Esta conclusão não é invalidada pelo teor dos restantes pedidos formulados na p.i. e acima elencados sob as alíneas d) a g).

Como acertada e esclarecidamente se escreveu no acórdão deste Tribunal de 26.01.2017, Proc. 052/14 (citado e parcialmente transcrito no seu parecer pelo Exmo. Procurador-Geral Adjunto.):

"Esta jurisprudência é transponível para o caso em apreço e não é a circunstância de alguns pedidos poderem ser enquadrados no âmbito da responsabilidade civil extracontratual e, portanto, o seu conhecimento ser da competência dos tribunais administrativos, que pode por em crise este julgamento. A eventual incompetência material do tribunal para conhecer desses outros pedidos poderia equacionar uma questão de cumulação ilegal de pedidos (cfr.
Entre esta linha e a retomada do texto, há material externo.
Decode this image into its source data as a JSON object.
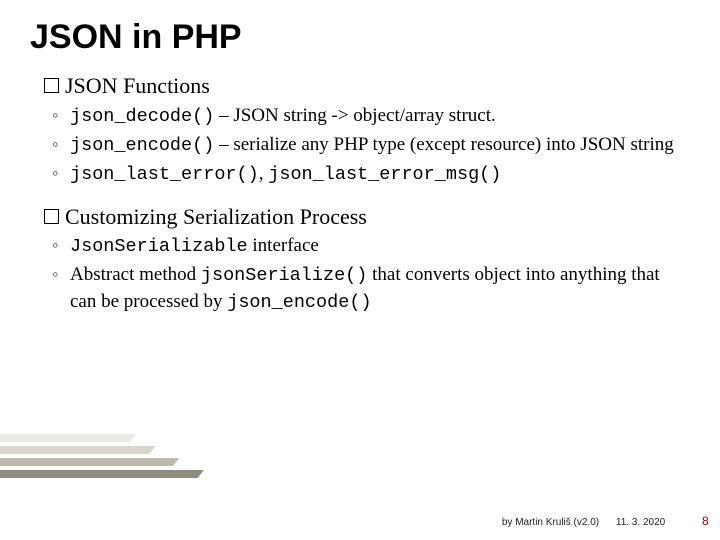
{
  "title": "JSON in PHP",
  "section1": {
    "heading": "JSON Functions",
    "items": [
      {
        "code": "json_decode()",
        "text": " – JSON string -> object/array struct."
      },
      {
        "code": "json_encode()",
        "text": " – serialize any PHP type (except resource) into JSON string"
      },
      {
        "code": "json_last_error()",
        "text2_prefix": ", ",
        "code2": "json_last_error_msg()"
      }
    ]
  },
  "section2": {
    "heading": "Customizing Serialization Process",
    "items": [
      {
        "code": "JsonSerializable",
        "text": " interface"
      },
      {
        "text_pre": "Abstract method ",
        "code": "jsonSerialize()",
        "text": " that converts object into anything that can be processed by ",
        "code2": "json_encode()"
      }
    ]
  },
  "footer": {
    "author": "by Martin Kruliš (v2.0)",
    "date": "11. 3. 2020",
    "page": "8"
  }
}
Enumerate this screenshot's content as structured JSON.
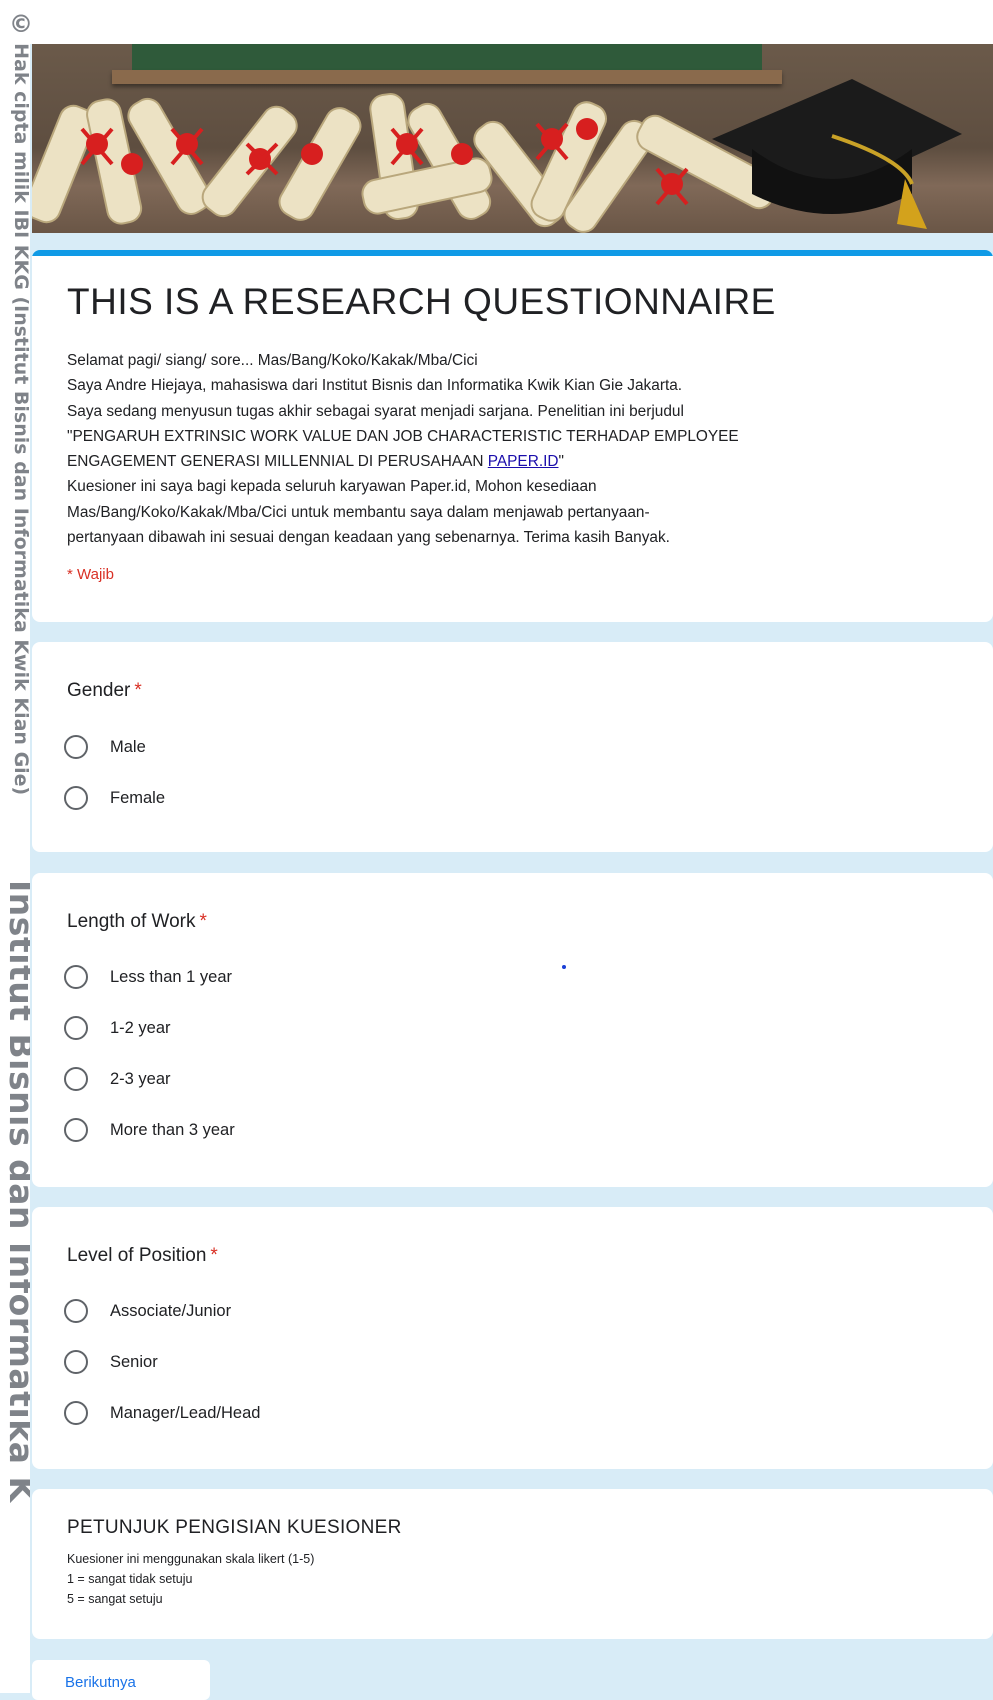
{
  "watermark": {
    "symbol": "©",
    "small_text": "Hak cipta milik IBI KKG (Institut Bisnis dan Informatika Kwik Kian Gie)",
    "big_text": "Institut Bisnis dan Informatika K"
  },
  "form": {
    "title": "THIS IS A RESEARCH QUESTIONNAIRE",
    "description_lines": [
      "Selamat pagi/ siang/ sore... Mas/Bang/Koko/Kakak/Mba/Cici",
      "Saya Andre Hiejaya, mahasiswa dari Institut Bisnis dan Informatika Kwik Kian Gie Jakarta.",
      "Saya sedang menyusun tugas akhir sebagai syarat menjadi sarjana. Penelitian ini berjudul",
      "\"PENGARUH EXTRINSIC WORK VALUE DAN JOB CHARACTERISTIC TERHADAP EMPLOYEE",
      "ENGAGEMENT GENERASI MILLENNIAL DI PERUSAHAAN ",
      "Kuesioner ini saya bagi kepada seluruh karyawan Paper.id, Mohon kesediaan",
      "Mas/Bang/Koko/Kakak/Mba/Cici untuk membantu saya dalam menjawab pertanyaan-",
      "pertanyaan dibawah ini sesuai dengan keadaan yang sebenarnya. Terima kasih Banyak."
    ],
    "link_text": "PAPER.ID",
    "link_suffix": "\"",
    "required_note": "* Wajib"
  },
  "questions": [
    {
      "title": "Gender",
      "required_mark": "*",
      "options": [
        "Male",
        "Female"
      ]
    },
    {
      "title": "Length of Work",
      "required_mark": "*",
      "options": [
        "Less than 1 year",
        "1-2 year",
        "2-3 year",
        "More than 3 year"
      ]
    },
    {
      "title": "Level of Position",
      "required_mark": "*",
      "options": [
        "Associate/Junior",
        "Senior",
        "Manager/Lead/Head"
      ]
    }
  ],
  "instructions": {
    "title": "PETUNJUK PENGISIAN KUESIONER",
    "lines": [
      "Kuesioner ini menggunakan skala likert (1-5)",
      "1 = sangat tidak setuju",
      "5 = sangat setuju"
    ]
  },
  "next_button": {
    "label": "Berikutnya"
  },
  "colors": {
    "accent": "#0f9ae6",
    "background": "#d8ecf7",
    "required": "#d93025",
    "link": "#1a0dab"
  }
}
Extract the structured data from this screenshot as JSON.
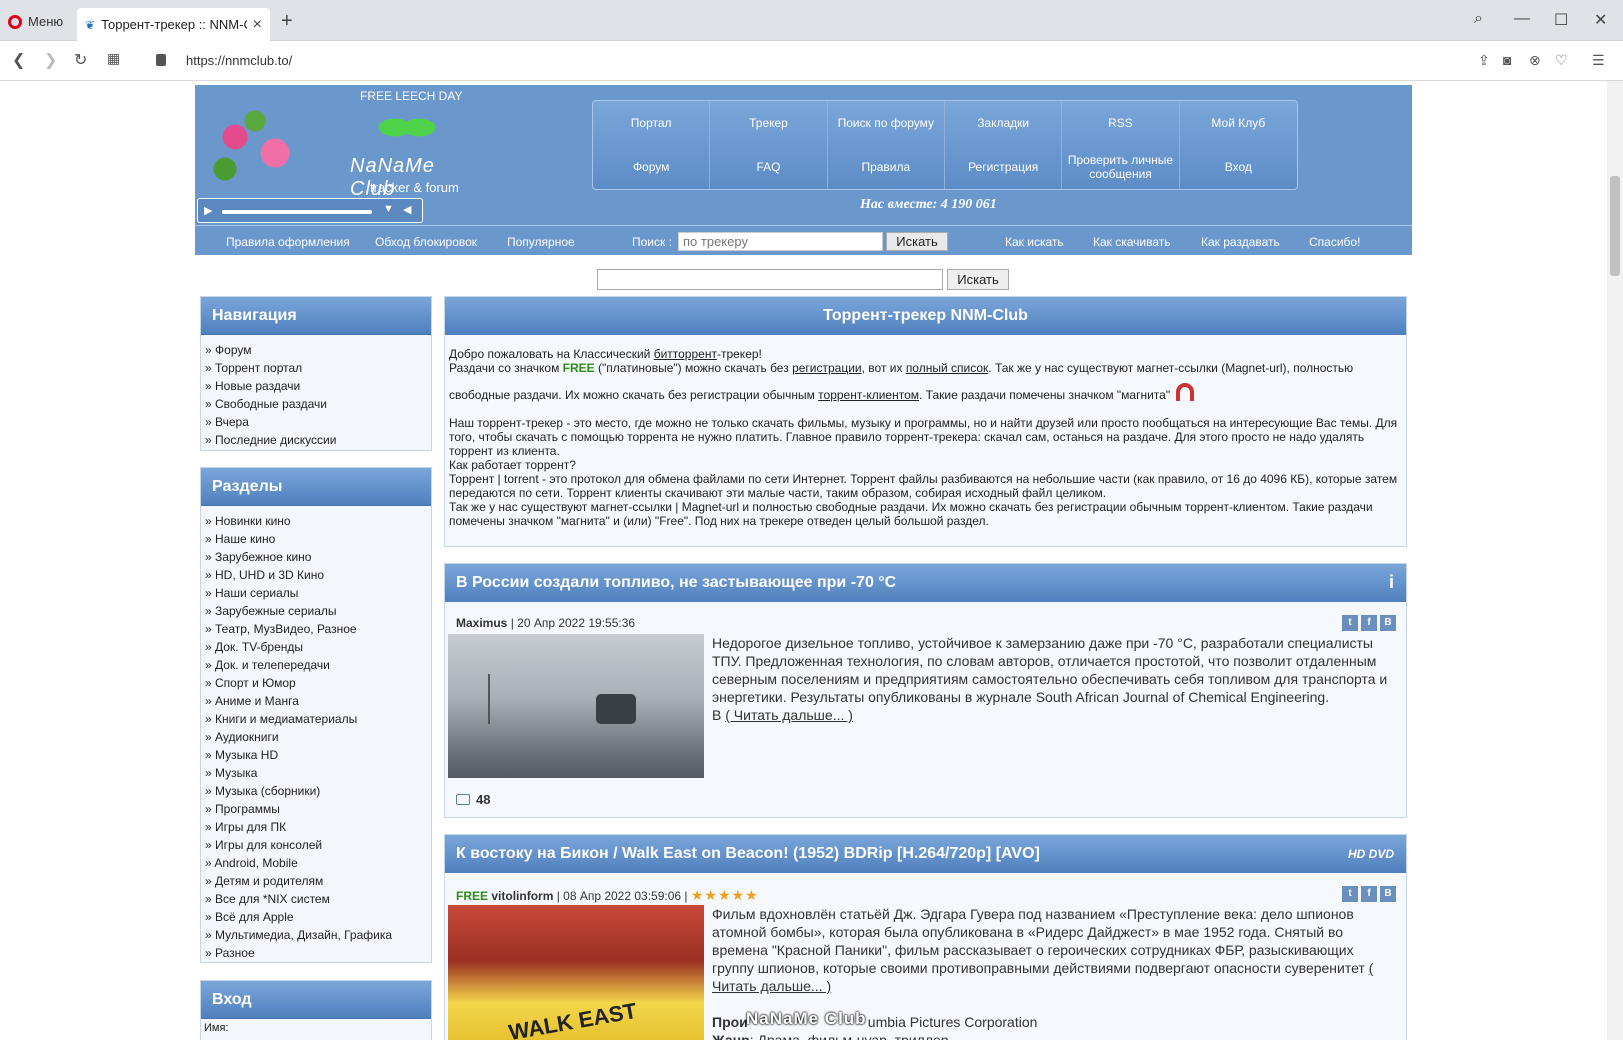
{
  "browser": {
    "menu_label": "Меню",
    "tab_title": "Торрент-трекер :: NNM-C",
    "url": "https://nnmclub.to/"
  },
  "header": {
    "free_leech": "FREE LEECH DAY",
    "site_name": "NaNaMe Club",
    "site_sub": "tracker & forum",
    "together": "Нас вместе: 4 190 061",
    "nav": [
      "Портал",
      "Трекер",
      "Поиск по форуму",
      "Закладки",
      "RSS",
      "Мой Клуб",
      "Форум",
      "FAQ",
      "Правила",
      "Регистрация",
      "Проверить личные сообщения",
      "Вход"
    ]
  },
  "subnav": {
    "links_left": [
      "Правила оформления",
      "Обход блокировок",
      "Популярное"
    ],
    "search_label": "Поиск :",
    "search_placeholder": "по трекеру",
    "search_button": "Искать",
    "links_right": [
      "Как искать",
      "Как скачивать",
      "Как раздавать",
      "Спасибо!"
    ]
  },
  "search2_button": "Искать",
  "sidebar": {
    "nav_title": "Навигация",
    "nav_items": [
      "Форум",
      "Торрент портал",
      "Новые раздачи",
      "Свободные раздачи",
      "Вчера",
      "Последние дискуссии"
    ],
    "sections_title": "Разделы",
    "sections": [
      "Новинки кино",
      "Наше кино",
      "Зарубежное кино",
      "HD, UHD и 3D Кино",
      "Наши сериалы",
      "Зарубежные сериалы",
      "Театр, МузВидео, Разное",
      "Док. TV-бренды",
      "Док. и телепередачи",
      "Спорт и Юмор",
      "Аниме и Манга",
      "Книги и медиаматериалы",
      "Аудиокниги",
      "Музыка HD",
      "Музыка",
      "Музыка (сборники)",
      "Программы",
      "Игры для ПК",
      "Игры для консолей",
      "Android, Mobile",
      "Детям и родителям",
      "Все для *NIX систем",
      "Всё для Apple",
      "Мультимедиа, Дизайн, Графика",
      "Разное"
    ],
    "login_title": "Вход",
    "login_name": "Имя:"
  },
  "welcome": {
    "title": "Торрент-трекер NNM-Club",
    "l1a": "Добро пожаловать на Классический ",
    "l1b": "битторрент",
    "l1c": "-трекер!",
    "l2a": "Раздачи со значком ",
    "free": "FREE",
    "l2b": " (\"платиновые\") можно скачать без ",
    "l2c": "регистрации",
    "l2d": ", вот их ",
    "l2e": "полный список",
    "l2f": ". Так же у нас существуют магнет-ссылки (Magnet-url), полностью",
    "l3a": "свободные раздачи. Их можно скачать без регистрации обычным ",
    "l3b": "торрент-клиентом",
    "l3c": ". Такие раздачи помечены значком \"магнита\"",
    "p2": "Наш торрент-трекер - это место, где можно не только скачать фильмы, музыку и программы, но и найти друзей или просто пообщаться на интересующие Вас темы. Для того, чтобы скачать с помощью торрента не нужно платить. Главное правило торрент-трекера: скачал сам, останься на раздаче. Для этого просто не надо удалять торрент из клиента.",
    "p3": "Как работает торрент?",
    "p4": "Торрент | torrent - это протокол для обмена файлами по сети Интернет. Торрент файлы разбиваются на небольшие части (как правило, от 16 до 4096 КБ), которые затем передаются по сети. Торрент клиенты скачивают эти малые части, таким образом, собирая исходный файл целиком.",
    "p5": "Так же у нас существуют магнет-ссылки | Magnet-url и полностью свободные раздачи. Их можно скачать без регистрации обычным торрент-клиентом. Такие раздачи помечены значком \"магнита\" и (или) \"Free\". Под них на трекере отведен целый большой раздел."
  },
  "news1": {
    "title": "В России создали топливо, не застывающее при -70 °C",
    "author": "Maximus",
    "date": " | 20 Апр 2022 19:55:36",
    "text": "Недорогое дизельное топливо, устойчивое к замерзанию даже при -70 °C, разработали специалисты ТПУ. Предложенная технология, по словам авторов, отличается простотой, что позволит отдаленным северным поселениям и предприятиям самостоятельно обеспечивать себя топливом для транспорта и энергетики. Результаты опубликованы в журнале South African Journal of Chemical Engineering.",
    "more_prefix": "В ",
    "more": "( Читать дальше... )",
    "comments": "48"
  },
  "news2": {
    "title": "К востоку на Бикон / Walk East on Beacon! (1952) BDRip [H.264/720p] [AVO]",
    "hd": "HD DVD",
    "free": "FREE",
    "author": "vitolinform",
    "date": " | 08 Апр 2022 03:59:06 | ",
    "stars": "★★★★★",
    "text": "Фильм вдохновлён статьёй Дж. Эдгара Гувера под названием «Преступление века: дело шпионов атомной бомбы», которая была опубликована в «Ридерс Дайджест» в мае 1952 года. Снятый во времена \"Красной Паники\", фильм рассказывает о героических сотрудниках ФБР, разыскивающих группу шпионов, которые своими противоправными действиями подвергают опасности суверенитет ",
    "more": "( Читать дальше... )",
    "prod_label": "Прои",
    "prod_value": "umbia Pictures Corporation",
    "genre_label": "Жанр",
    "genre_value": ": Драма, фильм-нуар, триллер",
    "poster_text": "WALK EAST"
  },
  "watermark": "NaNaMe Club"
}
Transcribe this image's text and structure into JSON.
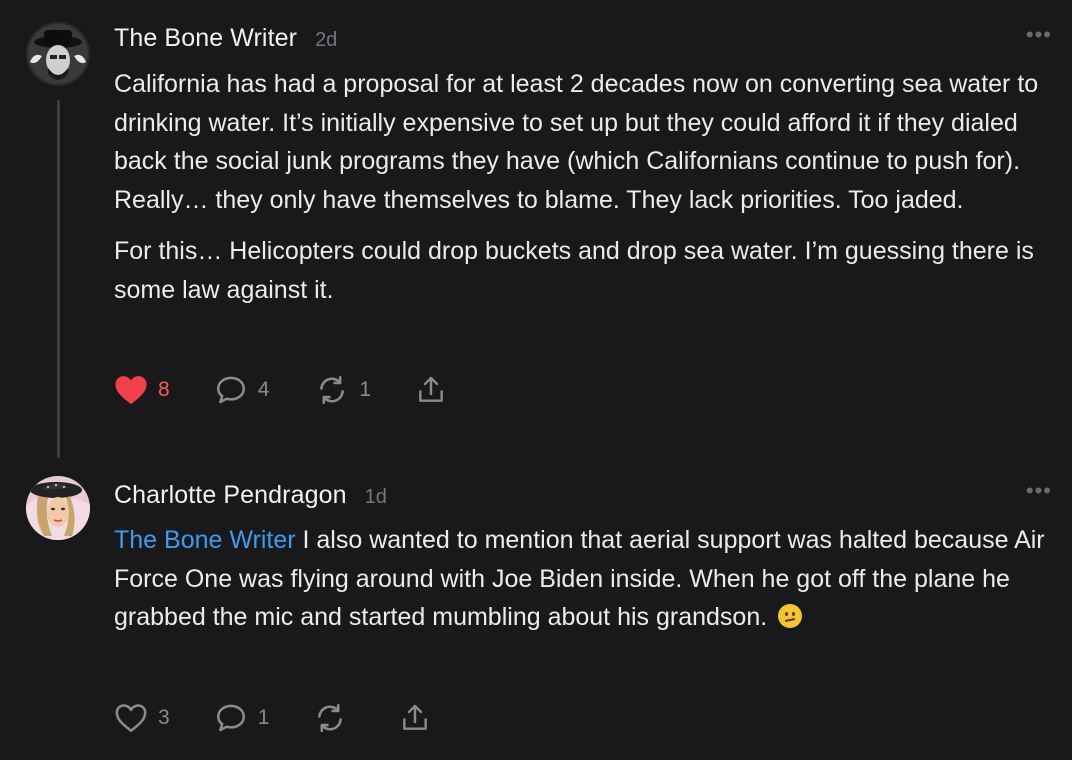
{
  "comments": [
    {
      "author": "The Bone Writer",
      "time": "2d",
      "paragraphs": [
        "California has had a proposal for at least 2 decades now on converting sea water to drinking water. It’s initially expensive to set up but they could afford it if they dialed back the social junk programs they have (which Californians continue to push for). Really… they only have themselves to blame. They lack priorities. Too jaded.",
        "For this… Helicopters could drop buckets and drop sea water. I’m guessing there is some law against it."
      ],
      "likes": "8",
      "liked": true,
      "replies": "4",
      "restacks": "1"
    },
    {
      "author": "Charlotte Pendragon",
      "time": "1d",
      "mention": "The Bone Writer",
      "text": " I also wanted to mention that aerial support was halted because Air Force One was flying around with Joe Biden inside. When he got off the plane he grabbed the mic and started mumbling about his grandson.",
      "emoji": "confused-face-emoji",
      "likes": "3",
      "liked": false,
      "replies": "1",
      "restacks": ""
    }
  ],
  "more_label": "•••",
  "colors": {
    "background": "#19191b",
    "like_active": "#ff5a5a",
    "mention": "#3d9bf2"
  }
}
Acs. de 15/03/2005, P. nº 15/04 e de 9/6/2010, P. nº 12/10, já citado)”

Não cabe a este Tribunal afirmar se os ditos pedidos d) a g) podem, ou não, ser conhecidos pelo tribunal judicial competente para a ação, bastando, a este propósito, lembrar que, de duas, uma:

- ou se entende que os mesmos se reconduzem à previsão das als. g) e i) do nº 1 do art. 4º do ETAF, caso em que poderá entender-se que há uma indevida cumulação de pedidos, nos termos dos arts. 555º, nº 1 e 37º, nº 1 do CPC com as consequências daí advenientes;

-ou se entende poder afirmar-se a existência de uma regra de competência por conexão ou por atração que permita ao tribunal judicial o julgamento de toda a questão (Cfr. op. cit., pág. 118, nota 189.).

III - Pelo exposto, julga-se o presente conflito de jurisdição atribuindo a competência para conhecer da ação aos tribunais da jurisdição comum.

Sem custas neste Tribunal dos Conflitos.

Lisboa, 20 de Setembro de 2018. – Rosa Maria Mendes Cardoso Ribeiro Coelho (relatora) – Maria de Fátima Gomes Morais – José Augusto Araújo Veloso – José Francisco Fonseca da Paz – Graça Maria Lima de Figueiredo Amaral – Maria Benedita Malaquias Pires Urbano.